Joanne Reeve is a GP, professor of primary care, and leads the @wisegpcouk programme. She is on Twitter: @joannelreeve

Trust is essential to effective healthcare. In General Practice, trust is built through relationships;1 which is why empathy, communication skills, and continuity all feature strongly in models of professional training and practice. We currently recognise that trust is built on the ‘caritas’ of our professional moto, Cum scientia caritas. Many, including Marshall1 have expressed concerns about the impact of current service changes on building effective relationships, and so the potential to undermine trust.

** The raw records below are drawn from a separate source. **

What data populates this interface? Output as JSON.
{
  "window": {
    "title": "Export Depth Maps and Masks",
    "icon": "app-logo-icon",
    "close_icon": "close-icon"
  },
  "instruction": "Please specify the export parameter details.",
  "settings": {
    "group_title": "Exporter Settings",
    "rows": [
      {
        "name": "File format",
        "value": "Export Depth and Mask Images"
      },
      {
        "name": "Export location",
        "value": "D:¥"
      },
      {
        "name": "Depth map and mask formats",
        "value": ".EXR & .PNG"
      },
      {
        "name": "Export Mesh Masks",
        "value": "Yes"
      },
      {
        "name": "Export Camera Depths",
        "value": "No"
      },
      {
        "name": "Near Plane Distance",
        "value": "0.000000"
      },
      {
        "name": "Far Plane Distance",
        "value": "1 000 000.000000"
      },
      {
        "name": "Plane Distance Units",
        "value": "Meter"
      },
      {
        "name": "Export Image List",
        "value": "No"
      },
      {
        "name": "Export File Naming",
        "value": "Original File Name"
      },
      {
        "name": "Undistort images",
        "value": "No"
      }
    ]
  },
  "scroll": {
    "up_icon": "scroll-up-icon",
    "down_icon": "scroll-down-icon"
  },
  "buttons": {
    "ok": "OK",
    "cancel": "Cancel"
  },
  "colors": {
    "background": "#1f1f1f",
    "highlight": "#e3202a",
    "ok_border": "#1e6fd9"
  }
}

But the upheavals of the last year have also bought opportunities for reflection. Relationships have undoubtedly been challenged and changed, meaning trust needs to be managed differently. One analysis showed that the strongest predictor of patients confidence and trust in their GP is if patients feel clinicians “take their problems seriously”.2 Patients need to feel that their problems are understood, explained and addressed. But many of the problems presented to general practice are multi-faceted, complex, and uncertain. Our ability to make sense of complex problems therefore draws on the ‘scientia’ of our professional practice – the knowledge (evidence), but more so the method (reasoning) of scientific practice. Have we previously paid insufficient attention to the role and importance of scientia, alongside caritas, in the development of trust – and in turn, to its role in building therapeutic relationships?

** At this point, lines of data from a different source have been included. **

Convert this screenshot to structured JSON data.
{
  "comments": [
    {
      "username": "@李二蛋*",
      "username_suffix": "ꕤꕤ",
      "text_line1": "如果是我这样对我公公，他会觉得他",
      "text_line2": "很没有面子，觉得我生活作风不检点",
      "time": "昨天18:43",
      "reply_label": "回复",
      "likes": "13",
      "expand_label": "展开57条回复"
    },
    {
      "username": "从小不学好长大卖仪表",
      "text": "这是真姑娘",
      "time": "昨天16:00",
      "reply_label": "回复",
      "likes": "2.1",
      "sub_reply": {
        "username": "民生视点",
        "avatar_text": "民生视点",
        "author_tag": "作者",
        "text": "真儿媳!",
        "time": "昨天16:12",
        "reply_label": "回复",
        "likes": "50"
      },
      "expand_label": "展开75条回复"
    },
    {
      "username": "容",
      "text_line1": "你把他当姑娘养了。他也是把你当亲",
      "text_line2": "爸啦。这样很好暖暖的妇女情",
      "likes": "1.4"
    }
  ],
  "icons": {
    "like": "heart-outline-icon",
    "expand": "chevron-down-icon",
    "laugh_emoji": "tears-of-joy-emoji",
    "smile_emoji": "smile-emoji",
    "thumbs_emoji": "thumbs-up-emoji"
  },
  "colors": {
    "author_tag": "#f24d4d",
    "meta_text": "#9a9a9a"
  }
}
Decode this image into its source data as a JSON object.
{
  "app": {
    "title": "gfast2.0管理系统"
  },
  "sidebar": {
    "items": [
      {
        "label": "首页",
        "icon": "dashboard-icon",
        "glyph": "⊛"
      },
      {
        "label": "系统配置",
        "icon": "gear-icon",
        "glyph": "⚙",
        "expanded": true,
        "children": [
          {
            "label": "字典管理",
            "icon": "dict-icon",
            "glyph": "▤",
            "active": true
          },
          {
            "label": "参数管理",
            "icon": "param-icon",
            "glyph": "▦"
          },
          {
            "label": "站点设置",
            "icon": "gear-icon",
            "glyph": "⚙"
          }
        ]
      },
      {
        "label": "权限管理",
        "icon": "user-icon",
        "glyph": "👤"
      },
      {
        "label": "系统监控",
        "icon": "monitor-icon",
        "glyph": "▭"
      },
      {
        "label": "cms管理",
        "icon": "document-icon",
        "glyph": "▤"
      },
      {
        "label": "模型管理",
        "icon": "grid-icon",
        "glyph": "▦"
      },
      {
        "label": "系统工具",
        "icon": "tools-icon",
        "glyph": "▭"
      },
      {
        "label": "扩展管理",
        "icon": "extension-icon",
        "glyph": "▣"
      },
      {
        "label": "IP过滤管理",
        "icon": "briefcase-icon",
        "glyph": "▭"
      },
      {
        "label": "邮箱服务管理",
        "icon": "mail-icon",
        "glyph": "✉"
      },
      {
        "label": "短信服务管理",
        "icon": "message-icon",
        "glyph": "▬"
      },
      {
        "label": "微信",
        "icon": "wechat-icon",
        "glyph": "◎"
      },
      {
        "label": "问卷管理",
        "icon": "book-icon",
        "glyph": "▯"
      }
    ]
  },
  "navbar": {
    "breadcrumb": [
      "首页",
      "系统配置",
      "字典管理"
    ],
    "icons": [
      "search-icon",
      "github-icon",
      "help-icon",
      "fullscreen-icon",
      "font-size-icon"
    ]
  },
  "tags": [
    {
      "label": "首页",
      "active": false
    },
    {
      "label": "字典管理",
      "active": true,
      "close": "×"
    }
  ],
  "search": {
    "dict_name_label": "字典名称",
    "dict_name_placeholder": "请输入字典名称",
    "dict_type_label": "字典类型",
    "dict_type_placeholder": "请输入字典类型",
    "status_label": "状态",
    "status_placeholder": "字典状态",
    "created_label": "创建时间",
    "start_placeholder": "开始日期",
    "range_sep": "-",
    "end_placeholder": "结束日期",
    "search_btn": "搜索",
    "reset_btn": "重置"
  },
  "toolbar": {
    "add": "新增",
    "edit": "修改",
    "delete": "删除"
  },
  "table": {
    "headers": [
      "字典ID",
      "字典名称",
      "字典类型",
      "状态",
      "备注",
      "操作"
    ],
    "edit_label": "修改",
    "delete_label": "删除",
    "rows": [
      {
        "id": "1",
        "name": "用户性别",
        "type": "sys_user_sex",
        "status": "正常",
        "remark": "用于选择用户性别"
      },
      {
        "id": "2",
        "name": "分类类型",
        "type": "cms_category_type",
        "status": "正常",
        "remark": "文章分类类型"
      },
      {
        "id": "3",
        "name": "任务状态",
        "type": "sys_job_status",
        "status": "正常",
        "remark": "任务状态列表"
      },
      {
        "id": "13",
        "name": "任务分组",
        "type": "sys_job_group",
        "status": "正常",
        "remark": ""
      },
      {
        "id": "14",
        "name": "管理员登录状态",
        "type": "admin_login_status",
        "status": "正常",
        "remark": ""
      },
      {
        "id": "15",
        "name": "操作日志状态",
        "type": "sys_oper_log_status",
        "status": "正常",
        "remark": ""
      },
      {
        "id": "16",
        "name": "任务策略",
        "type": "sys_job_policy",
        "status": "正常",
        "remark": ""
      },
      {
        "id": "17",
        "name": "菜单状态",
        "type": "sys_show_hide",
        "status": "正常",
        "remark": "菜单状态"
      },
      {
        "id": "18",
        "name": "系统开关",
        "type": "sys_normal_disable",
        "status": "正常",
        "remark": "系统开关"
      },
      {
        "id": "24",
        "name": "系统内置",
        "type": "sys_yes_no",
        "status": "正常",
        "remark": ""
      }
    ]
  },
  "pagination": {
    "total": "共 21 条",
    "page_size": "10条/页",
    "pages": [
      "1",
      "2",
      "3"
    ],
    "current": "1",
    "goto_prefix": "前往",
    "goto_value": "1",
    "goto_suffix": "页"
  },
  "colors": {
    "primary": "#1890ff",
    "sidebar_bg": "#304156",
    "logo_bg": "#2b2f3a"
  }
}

Relationships have … changed, meaning trust needs to be managed differently.

For a number of reasons, in the last year I have repeatedly found myself working in new practices with patients who didn’t know me, nor I them. I commonly find myself ‘cold calling’ people who may or may not have requested a consultation. At best, they may know that an NHS-delivery will be arriving between 9 and 12 – please let us know if there is a safe alternative for your order. I have had to draw deeply on twenty years’ experience of communication skills (and, like us all, a dwindling supply of personal reserves) to overcome the added hurdles that creates for both my patients, and me.

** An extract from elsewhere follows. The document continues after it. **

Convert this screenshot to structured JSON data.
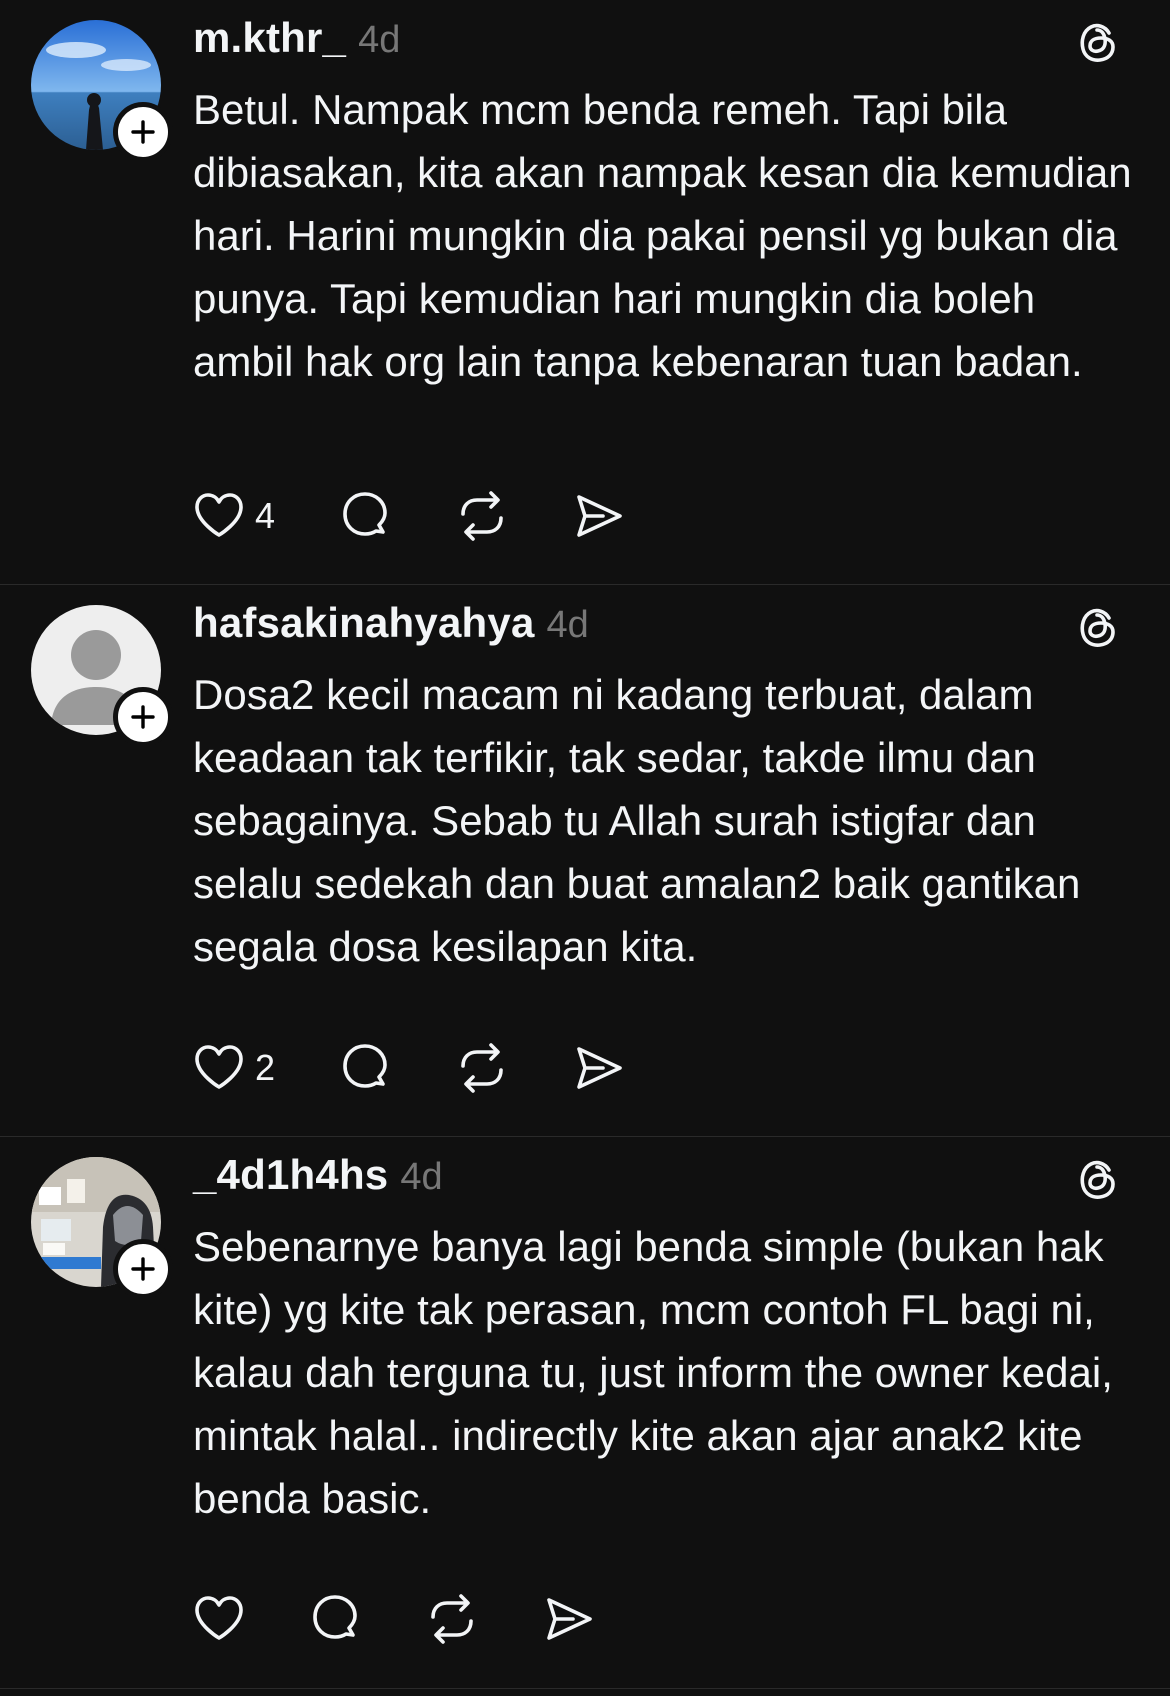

But as I sit and reflect on that experience, I recognise two phrases from patients that have commonly cropped up in my experience of establishing trust in remote consulting – and both relate as much to ‘scientia’ as ‘caritas’.

The first – “have you read my notes?” – has been a common starting point for conversations from the outset. It is an important question. It allows the patients I am working with to establish if this clinician understands my context, my problems, and so can be trusted to offer advice tailored to my circumstances. It is a reminder that our job is to work with the person, not just manage a presented symptom. Trustworthy consulting is a data-informed negotiation between experts.3

I am realising that the second – “thank you for taking time to explain” – is one I am hearing more often now. That might be because I (we) are once again seeing more patients consulting with complex and uncertain problems – consultations that need explanation are more common. Or maybe I am just getting better at managing telephone explanations.

…the importance of clinician scholarship underpinning doctor-patient trust.

Both comments lead me to reflect on the importance of clinician scholarship underpinning doctor-patient trust. The trusted clinician is able to work with a patient to help make sense of (explain) an illness experience, agree a plan to deal with it, and how that plan will be reviewed. The trusted practitioner is therefore a clinician scholar, making and testing knowledge-in-practice-in-context.4

These observations are supported by our recent analysis of the evidence on supporting tailored use of medicines to avoid problematic polypharmacy (HTA 17/69/02 in press). Our findings highlight the knowledge work of practice: the everyday work we do to collect and interpret the data needed to support explanation of illness, and an informed, trustworthy ‘trial and learn’ approach to individual tailoring of care.

As we look to build the new future of general practice, we need to pay closer attention to the practice of ‘scientia’ alongside ‘caritas’. This principle underpins our new NHSE funded CATALYST programme for new-to-practice GPs in Humber Coast & Vale (www.hyms.ac.uk/catalyst), as well as the work of the national WISE GP programme aimed at all primary care clinicians (www.wisegp.co.uk).

Scientia will never replace caritas. But future General Practice needs to recognise and support both.

 

References

1. GP relationship with patients ‘as important as a scalpel to a surgeon’, says RCGP Chair. www.gponline.com/gp-relationship-patients-as-important-scalpel-surgeon-says-rcgp-chair/article/1707051
2. Croker J et al. Factors affecting patients’ trust and confidence in GPs: evidence from the English national GP patient survey. BMJ Open; 3:e002762. doi: http://dx.doi.org/10.1136/bmjopen-2013-002762
3. Scientific reasons to question the role of teleconsultations in expert generalist practice
https://bjgplife.com/2021/04/30/scientific-reasons-to-question-the-role-of-teleconsultations-in-expert-generalist-practice/
4. Gabbay J, le May A. Mindlines: making sense of evidence in practice. BJGP 2016;66:402-3.